5.5. Interaction Dynamics and the Attention Economy

User impatience emerged as a recurring behaviour, with some participants skipping content and ignoring timers or navigation prompts. This reflects the attention economy of public environments, where interactions compete with time constraints and competing demands [42,43]. Even when a system operates securely and reliably, perceived usefulness may diminish if interactions are not concise, adaptive, and immediately relevant.
This finding suggests a design implication: public-space robots should prioritise critical information early and incorporate adaptive pacing (e.g., optional “quick paths” or interaction shortening when disengagement is detected). Such design strategies may improve perceived reliability by ensuring a consistent user experience even under limited attention conditions.

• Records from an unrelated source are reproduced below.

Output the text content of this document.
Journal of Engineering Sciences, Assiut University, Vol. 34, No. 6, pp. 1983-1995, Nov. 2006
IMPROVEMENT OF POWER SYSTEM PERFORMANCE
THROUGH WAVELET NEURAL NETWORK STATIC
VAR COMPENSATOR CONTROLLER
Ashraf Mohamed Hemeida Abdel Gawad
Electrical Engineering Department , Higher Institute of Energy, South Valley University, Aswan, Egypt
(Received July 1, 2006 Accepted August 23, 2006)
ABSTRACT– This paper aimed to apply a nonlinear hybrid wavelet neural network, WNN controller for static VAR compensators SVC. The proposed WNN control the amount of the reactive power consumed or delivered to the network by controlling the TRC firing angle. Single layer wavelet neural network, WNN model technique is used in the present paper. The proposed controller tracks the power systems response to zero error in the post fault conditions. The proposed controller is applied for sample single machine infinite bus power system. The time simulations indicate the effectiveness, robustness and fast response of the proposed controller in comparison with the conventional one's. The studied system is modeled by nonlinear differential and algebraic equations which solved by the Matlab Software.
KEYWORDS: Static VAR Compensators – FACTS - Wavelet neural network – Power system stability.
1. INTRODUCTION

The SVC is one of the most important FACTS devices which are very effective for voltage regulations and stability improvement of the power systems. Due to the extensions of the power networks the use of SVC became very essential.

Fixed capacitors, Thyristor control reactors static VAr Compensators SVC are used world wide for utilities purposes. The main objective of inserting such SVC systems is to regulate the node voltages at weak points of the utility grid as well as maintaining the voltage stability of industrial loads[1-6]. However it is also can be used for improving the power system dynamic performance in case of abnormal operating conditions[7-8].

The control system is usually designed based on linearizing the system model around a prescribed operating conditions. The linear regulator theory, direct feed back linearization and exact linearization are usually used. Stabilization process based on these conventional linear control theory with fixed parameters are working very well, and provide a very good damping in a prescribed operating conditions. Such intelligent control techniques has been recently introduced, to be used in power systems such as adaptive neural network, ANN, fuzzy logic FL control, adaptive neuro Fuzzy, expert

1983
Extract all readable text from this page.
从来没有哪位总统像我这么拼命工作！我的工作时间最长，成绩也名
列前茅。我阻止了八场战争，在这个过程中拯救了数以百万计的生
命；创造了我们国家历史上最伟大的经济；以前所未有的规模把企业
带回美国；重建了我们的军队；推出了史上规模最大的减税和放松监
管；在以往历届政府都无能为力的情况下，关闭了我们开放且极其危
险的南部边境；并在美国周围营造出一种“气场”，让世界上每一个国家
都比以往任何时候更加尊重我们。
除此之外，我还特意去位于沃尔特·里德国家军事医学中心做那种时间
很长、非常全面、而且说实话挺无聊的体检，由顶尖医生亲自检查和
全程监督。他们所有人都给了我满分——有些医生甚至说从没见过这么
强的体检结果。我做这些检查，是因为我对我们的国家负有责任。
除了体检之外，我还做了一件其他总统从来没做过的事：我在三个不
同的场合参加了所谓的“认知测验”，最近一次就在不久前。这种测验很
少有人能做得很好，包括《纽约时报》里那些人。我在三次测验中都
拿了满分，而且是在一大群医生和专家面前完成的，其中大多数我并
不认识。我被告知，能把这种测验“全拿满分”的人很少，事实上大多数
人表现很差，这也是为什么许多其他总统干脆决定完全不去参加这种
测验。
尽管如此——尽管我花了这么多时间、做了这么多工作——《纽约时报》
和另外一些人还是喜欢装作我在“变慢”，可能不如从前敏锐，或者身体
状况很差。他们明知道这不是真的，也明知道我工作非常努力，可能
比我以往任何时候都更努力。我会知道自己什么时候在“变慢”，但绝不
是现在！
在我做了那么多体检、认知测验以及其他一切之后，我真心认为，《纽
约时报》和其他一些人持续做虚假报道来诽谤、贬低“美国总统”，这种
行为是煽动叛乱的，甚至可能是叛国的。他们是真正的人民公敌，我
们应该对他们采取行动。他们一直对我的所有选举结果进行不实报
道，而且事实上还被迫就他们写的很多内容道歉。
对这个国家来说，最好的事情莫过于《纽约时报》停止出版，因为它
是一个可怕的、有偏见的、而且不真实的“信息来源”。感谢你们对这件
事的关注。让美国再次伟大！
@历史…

5.6. Contribution to Responsible Robotics and HRI

Compared with many HRI studies that rely primarily on lab-based simulations or expert evaluations, this work demonstrates the value of in situ, end-user validation. The deployment captured authentic behaviours, contextual expectations, and sociocultural concerns that are difficult to reproduce in controlled environments. Moreover, the study provides a reproducible operational pattern for public deployments aligned with lifecycle governance, contributing methodological clarity for future research.
A notable technical contribution is the publicly available GitHub repository containing reusable templates and implementation resources for the ARI platform [35]. This resource reduces entry barriers for researchers and educators, supports reproducibility, and enables adaptation across institutions. In this sense, the contribution extends beyond reporting results: it provides actionable artefacts that support reliable and responsible deployment practices in the broader community.

5.7. Comparison with Established Security Frameworks

Traditional frameworks such as NIST, MITRE ATT&CK, and the Cyber Kill Chain provide robust cybersecurity models for digital infrastructures [11,12,24]. However, they do not directly address embodied risks (physical safety, accessibility, public trust) that are central to robots operating in open environments. SecuRoPS extends these models by integrating stakeholder dialogue, user testing, ethical scrutiny, and iterative learning into a lifecycle approach [7]. The present study strengthens this positioning by showing how these lifecycle considerations are experienced by end users, thereby linking sociotechnical governance to real-world perceptions.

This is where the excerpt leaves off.